O Demônio Barista Brasileira

Autor(a): Helena Shirayuki


Volume 1

Capítulo 11: Lembranças distorcidas

Depois que Aspen e Alex vieram buscar a gente, eu e demônio nos aconchegamos nos bancos dos passageiros e colocamos nossos cintos de segurança.

— Todo mundo pronto? — o careca perguntou enquanto olhava para trás do assento do motorista.

— Que você só não capote essa banheira igual da última vez, palhaço — respondi.

— Ah, mulher, relaxa. Diferente de antes, hoje eu tenho habilitação. Relaxa.

Conhecendo o careca, duvidei muito dessa afirmação, não é atoa que o encarei com descrença. De qualquer forma, preferi não questioná-lo. Então, sem mais delongas, o homem colocou o pé no acelerador e, após fechar a janela ao seu lado, começou a nos levar para o nosso destino.

Durante a primeira parte do percurso, passamos por todos os lugares que eu já tinha percorrido à pé: o shopping, a cafeteria, uma pequena sorveteria atrás de onde eu trabalho e por aí vai. Só que, conforme o tempo passava, as casas e os grandes prédios da área onde moro começaram a sumir e, em alguns instantes, a única coisa que sobrou diante dos nossos olhos foi uma avenida sem nada nas redondezas.

Sem sombra de dúvidas, estávamos longe do centro.

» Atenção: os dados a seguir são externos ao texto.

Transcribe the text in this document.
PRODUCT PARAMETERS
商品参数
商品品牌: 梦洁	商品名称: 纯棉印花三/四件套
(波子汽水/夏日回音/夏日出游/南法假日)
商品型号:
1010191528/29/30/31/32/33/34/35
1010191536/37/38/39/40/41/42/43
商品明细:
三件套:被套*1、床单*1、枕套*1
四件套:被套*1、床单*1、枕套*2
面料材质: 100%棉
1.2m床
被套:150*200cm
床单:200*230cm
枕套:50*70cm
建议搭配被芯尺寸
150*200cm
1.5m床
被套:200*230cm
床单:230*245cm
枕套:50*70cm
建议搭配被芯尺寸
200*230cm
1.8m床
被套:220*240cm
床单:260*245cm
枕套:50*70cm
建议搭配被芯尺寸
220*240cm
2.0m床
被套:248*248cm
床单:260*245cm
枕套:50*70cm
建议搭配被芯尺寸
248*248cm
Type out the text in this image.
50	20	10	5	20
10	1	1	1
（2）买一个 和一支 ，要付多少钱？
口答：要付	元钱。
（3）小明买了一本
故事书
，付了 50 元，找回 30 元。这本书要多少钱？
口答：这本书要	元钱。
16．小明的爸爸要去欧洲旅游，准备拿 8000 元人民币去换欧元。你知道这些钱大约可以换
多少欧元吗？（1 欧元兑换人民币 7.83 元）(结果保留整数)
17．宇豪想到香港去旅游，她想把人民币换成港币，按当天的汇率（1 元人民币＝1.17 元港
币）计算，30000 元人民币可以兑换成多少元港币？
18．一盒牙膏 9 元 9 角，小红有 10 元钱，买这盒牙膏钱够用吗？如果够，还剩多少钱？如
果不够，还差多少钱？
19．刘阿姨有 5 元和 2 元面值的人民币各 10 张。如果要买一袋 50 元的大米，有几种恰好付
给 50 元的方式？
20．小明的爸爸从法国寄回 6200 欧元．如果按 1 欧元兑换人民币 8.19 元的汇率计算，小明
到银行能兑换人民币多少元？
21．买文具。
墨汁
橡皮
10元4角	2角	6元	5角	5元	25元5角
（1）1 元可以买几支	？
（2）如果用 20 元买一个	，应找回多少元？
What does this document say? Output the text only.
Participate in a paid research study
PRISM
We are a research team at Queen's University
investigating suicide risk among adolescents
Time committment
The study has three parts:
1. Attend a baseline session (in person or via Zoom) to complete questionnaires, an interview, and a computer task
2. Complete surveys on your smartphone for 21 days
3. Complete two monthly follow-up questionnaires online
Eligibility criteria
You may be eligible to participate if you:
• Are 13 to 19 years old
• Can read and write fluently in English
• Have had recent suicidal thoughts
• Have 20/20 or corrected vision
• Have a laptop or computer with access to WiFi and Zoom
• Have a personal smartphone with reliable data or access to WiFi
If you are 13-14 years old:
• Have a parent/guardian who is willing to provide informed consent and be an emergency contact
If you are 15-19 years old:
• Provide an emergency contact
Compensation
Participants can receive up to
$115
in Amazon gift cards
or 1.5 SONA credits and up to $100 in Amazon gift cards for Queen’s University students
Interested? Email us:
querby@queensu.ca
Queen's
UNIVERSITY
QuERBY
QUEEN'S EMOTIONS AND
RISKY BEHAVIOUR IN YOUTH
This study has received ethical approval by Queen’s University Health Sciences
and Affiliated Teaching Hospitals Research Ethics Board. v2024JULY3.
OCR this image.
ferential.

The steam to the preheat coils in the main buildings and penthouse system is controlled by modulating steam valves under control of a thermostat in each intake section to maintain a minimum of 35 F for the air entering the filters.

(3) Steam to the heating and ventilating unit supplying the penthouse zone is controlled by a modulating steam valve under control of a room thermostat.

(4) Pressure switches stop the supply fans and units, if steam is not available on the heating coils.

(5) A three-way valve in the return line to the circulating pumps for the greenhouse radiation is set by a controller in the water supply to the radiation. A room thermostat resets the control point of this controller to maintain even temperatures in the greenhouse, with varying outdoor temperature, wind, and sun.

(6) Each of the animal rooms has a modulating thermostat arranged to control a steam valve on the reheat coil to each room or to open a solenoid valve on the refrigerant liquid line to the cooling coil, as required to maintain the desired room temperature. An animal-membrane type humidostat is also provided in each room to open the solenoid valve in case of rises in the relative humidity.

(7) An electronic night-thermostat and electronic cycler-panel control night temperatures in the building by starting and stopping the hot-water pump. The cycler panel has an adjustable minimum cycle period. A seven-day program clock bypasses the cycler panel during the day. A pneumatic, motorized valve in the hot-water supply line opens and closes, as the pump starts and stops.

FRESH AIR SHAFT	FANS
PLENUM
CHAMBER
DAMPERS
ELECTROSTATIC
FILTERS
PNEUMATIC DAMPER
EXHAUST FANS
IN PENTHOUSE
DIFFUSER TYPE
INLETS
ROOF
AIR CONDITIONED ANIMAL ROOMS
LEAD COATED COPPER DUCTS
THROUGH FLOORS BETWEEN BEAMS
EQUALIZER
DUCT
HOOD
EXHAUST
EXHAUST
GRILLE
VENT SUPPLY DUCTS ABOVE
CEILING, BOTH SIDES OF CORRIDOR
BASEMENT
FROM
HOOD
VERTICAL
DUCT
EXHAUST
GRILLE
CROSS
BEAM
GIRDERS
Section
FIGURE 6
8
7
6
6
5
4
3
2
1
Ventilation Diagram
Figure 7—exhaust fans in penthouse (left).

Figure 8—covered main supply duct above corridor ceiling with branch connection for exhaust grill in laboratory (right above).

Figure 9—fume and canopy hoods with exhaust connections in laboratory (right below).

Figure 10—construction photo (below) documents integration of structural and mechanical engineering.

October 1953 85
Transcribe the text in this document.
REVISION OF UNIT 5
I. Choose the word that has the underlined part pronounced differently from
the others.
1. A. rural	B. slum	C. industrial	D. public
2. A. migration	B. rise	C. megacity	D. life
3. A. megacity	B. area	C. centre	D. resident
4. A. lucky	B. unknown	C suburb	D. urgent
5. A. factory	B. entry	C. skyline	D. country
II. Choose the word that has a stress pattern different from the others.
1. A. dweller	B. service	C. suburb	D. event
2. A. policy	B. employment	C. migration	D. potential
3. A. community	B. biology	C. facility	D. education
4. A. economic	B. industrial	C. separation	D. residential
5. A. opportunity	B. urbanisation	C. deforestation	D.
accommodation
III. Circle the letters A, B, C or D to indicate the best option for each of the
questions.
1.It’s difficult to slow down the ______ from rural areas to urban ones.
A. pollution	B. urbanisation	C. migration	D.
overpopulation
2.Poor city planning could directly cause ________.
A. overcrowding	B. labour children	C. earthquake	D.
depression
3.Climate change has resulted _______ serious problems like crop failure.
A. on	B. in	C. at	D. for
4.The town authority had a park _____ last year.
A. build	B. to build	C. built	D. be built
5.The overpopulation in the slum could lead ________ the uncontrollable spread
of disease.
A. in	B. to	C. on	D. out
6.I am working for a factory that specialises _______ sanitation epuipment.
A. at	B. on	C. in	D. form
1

Passamos cerca de 20 minutos andando naquela estrada, até que avistamos um grande terreno rodeado por um muro enorme. Ao nos aproximarmos das redondezas, o carro parou em frente ao portão, esse que abriu após um dos caras apertar no botão de um controle que estava no para-sol.

 Depois de passarmos pela entrada, seguimos pelas ruas de asfalto até que avistamos diversos casarões modernos, todos muito parecidos entre si; estavam organizados em diversos quarteirões, algo típico de um condomínio isolado da cidade. Enquanto olhava toda a arquitetura das casas, a única coisa que não parava de pensar era quanto custaria morar num lugar desses.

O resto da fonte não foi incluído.